War between Russia and Ukraine reaches critical moment


There are moments in history that seem as crucial to the world as they are terrifying.

Only this century: the 9/11 attacks in 2001; the US “shocking” war on Saddam Hussein’s Iraq two years later; the coronavirus pandemic in 2020 has killed millions of people and turned their lives upside down; and most recently the February 24 invasion of Ukraine by Russia, bringing the devastating war back to Europe.

Friday seemed like one of those turning points when Russian President Vladimir Putin signed treaties to illegally annex much of eastern and southern Ukraine, as it did with Crimea in 2014.

After seven months into the conflict and facing near-daily nuclear threats from Kremlin leaders with their backs to the wall, Putin horribly vowed to protect the newly annexed regions by “all means available”. Almost immediately, Ukraine’s president responded by applying to join NATO’s military alliance, which pitted Russia against the West.

Any thought that this kind of harrowing short-sightedness had ended in the 1980s, when the last Soviet leader Mikhail Gorbachev and then-US President Ronald Reagan eased the Cold War and the specter of nuclear Armageddon, is now gone.

Even as the horrors of Hiroshima and Nagasaki in Japan burn on the collective consciousness of humanity, the world must rethink the possible use of nuclear weapons.

After a series of humiliating setbacks on the battlefield, Putin made it painfully clear that any attack on the newly annexed regions would be construed as an attack on Russia. He would use every available resource in his vast arsenal — the nod to nuclear weapons was barely disguised — and didn’t bluff, he said.

“We are in an escalation phase and Russia now faces a series of more extreme choices than before,” said Nigel Gould-Davies, the former British ambassador to Belarus.

Gould-Davies, senior fellow for Russia and Eurasia at the International Institute of Strategic Studies, said Russia’s attempts to win the war by more moderate means have failed, and Putin has now reached the “reach and seriousness of the measures” should increase. Russia takes, including annexation and nuclear threats.

Even as Moscow annexed the four Ukrainian regions in a move that will not be recognized by an overwhelming majority of the world, tens of thousands of Russian men drafted to fight in the war fled Russia.

Former Kremlin speechwriter-turned-political analyst Abbas Gallyamov on Friday linked Russia’s war reversals to annexation. “It looks like an attempt to respond somehow, and it looks quite pathetic. Ukrainians are doing something, taking steps into the real material world, while the Kremlin is building a kind of virtual reality, unable to the real world to respond,” he said. said.
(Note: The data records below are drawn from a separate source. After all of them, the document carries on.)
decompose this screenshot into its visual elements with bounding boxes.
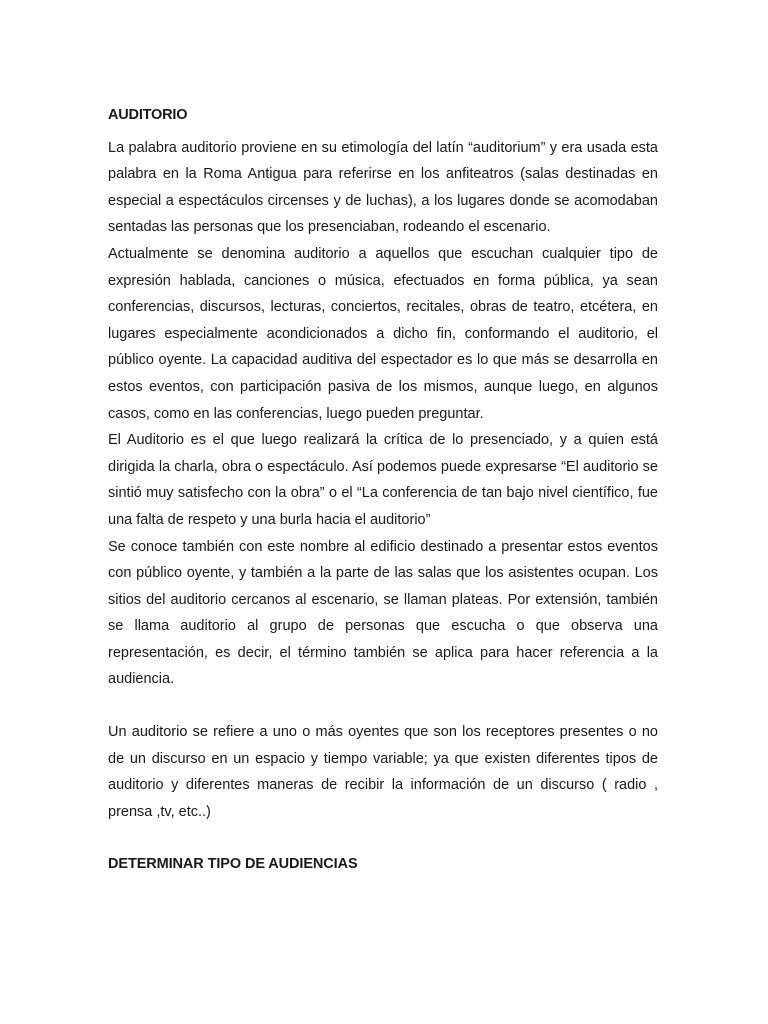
document-title: AUDITORIO xyxy=(108,107,188,123)
paragraph-spacer xyxy=(108,693,658,719)
paragraph-critique: El Auditorio es el que luego realizará la crítica de lo presenciado, y a quien está dirigida la charla, obra o espectáculo. Así podemos puede expresarse “El auditorio se sintió muy satisfecho con la obra” o el “La conferencia de tan bajo nivel científico, fue una falta de respeto y una burla hacia el auditorio” xyxy=(108,432,658,528)
paragraph-definition: Un auditorio se refiere a uno o más oyentes que son los receptores presentes o no de un discurso en un espacio y tiempo variable; ya que existen diferentes tipos de auditorio y diferentes maneras de recibir la información de un discurso ( radio , prensa ,tv, etc..) xyxy=(108,724,658,820)
paragraph-current-meaning: Actualmente se denomina auditorio a aquellos que escuchan cualquier tipo de expresión hablada, canciones o música, efectuados en forma pública, ya sean conferencias, discursos, lecturas, conciertos, recitales, obras de teatro, etcétera, en lugares especialmente acondicionados a dicho fin, conformando el auditorio, el público oyente. La capacidad auditiva del espectador es lo que más se desarrolla en estos eventos, con participación pasiva de los mismos, aunque luego, en algunos casos, como en las conferencias, luego pueden preguntar. xyxy=(108,245,658,422)
section-heading: DETERMINAR TIPO DE AUDIENCIAS xyxy=(108,856,358,873)
section-spacer xyxy=(108,825,658,851)
paragraph-building: Se conoce también con este nombre al edificio destinado a presentar estos eventos con público oyente, y también a la parte de las salas que los asistentes ocupan. Los sitios del auditorio cercanos al escenario, se llaman plateas. Por extensión, también se llama auditorio al grupo de personas que escucha o que observa una representación, es decir, el término también se aplica para hacer referencia a la audiencia. xyxy=(108,538,658,688)
paragraph-etymology: La palabra auditorio proviene en su etimología del latín “auditorium” y era usada esta palabra en la Roma Antigua para referirse en los anfiteatros (salas destinadas en especial a espectáculos circenses y de luchas), a los lugares donde se acomodaban sentadas las personas que los presenciaban, rodeando el escenario. xyxy=(108,139,658,236)
document-page xyxy=(108,102,658,878)
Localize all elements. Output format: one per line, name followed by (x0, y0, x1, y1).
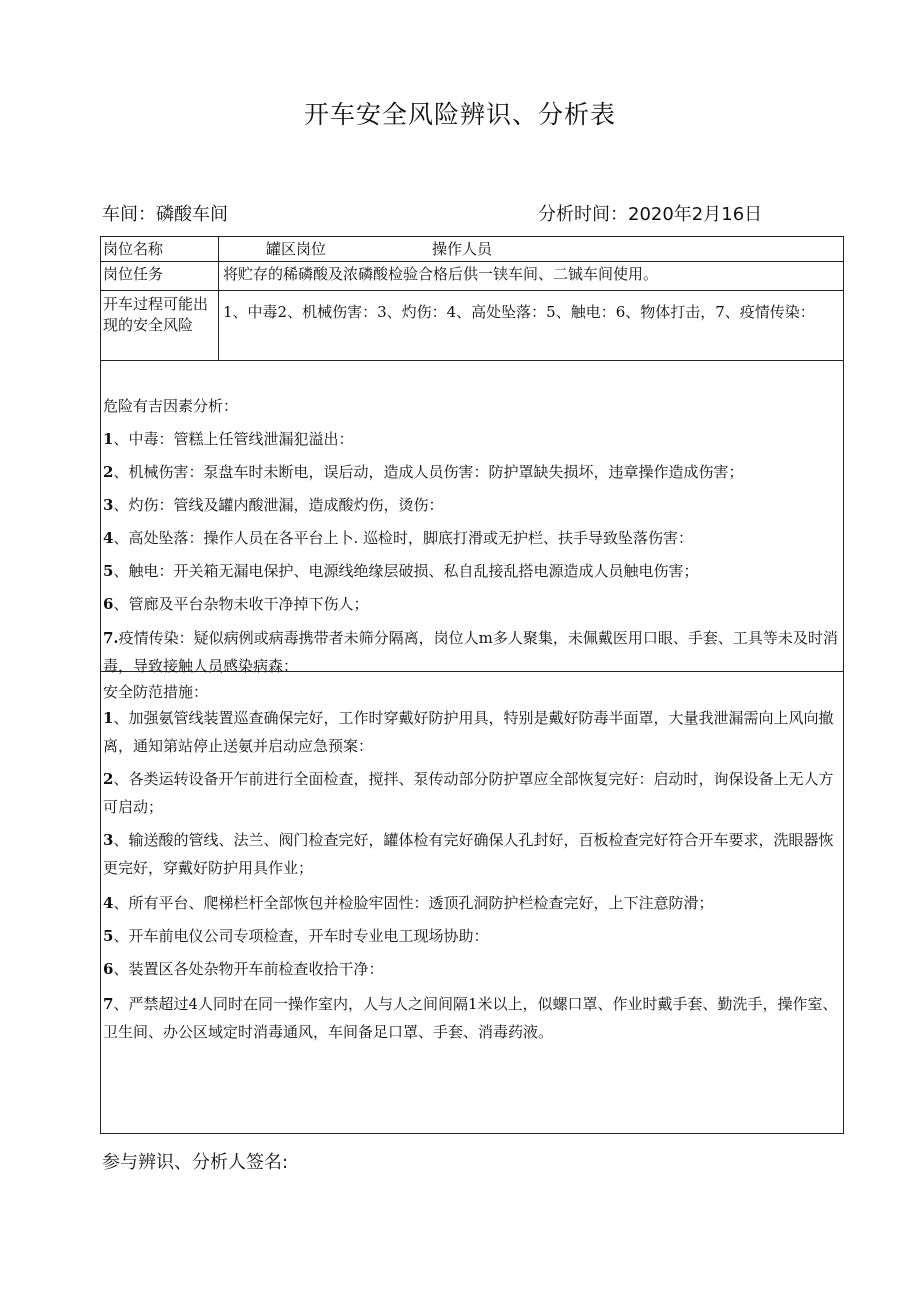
post-name-cell (219, 237, 843, 261)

The driving force behind Putin are years of alleged humiliation by the West after the demise of the Soviet Union. And the fact that previous bloodshed and atrocities against Chechnya and Syria escaped serious international intervention seemed to give him the conviction that he had carte blanche to rebuild an Imperial Russia.

That is not the case now.

Billions of dollars in the United States and European military aid are helping highly motivated Ukrainian troops liberate territory in the war, amid clear signals from Washington that “catastrophic consequences” will follow any Moscow use of unconventional weapons.

On a day like Friday, September 30, as the Russian war in Ukraine enters a flammable, even more dangerous phase, the question remains; Is a wider war looming with devastating consequences for the world, perhaps not seen since 1939-1945?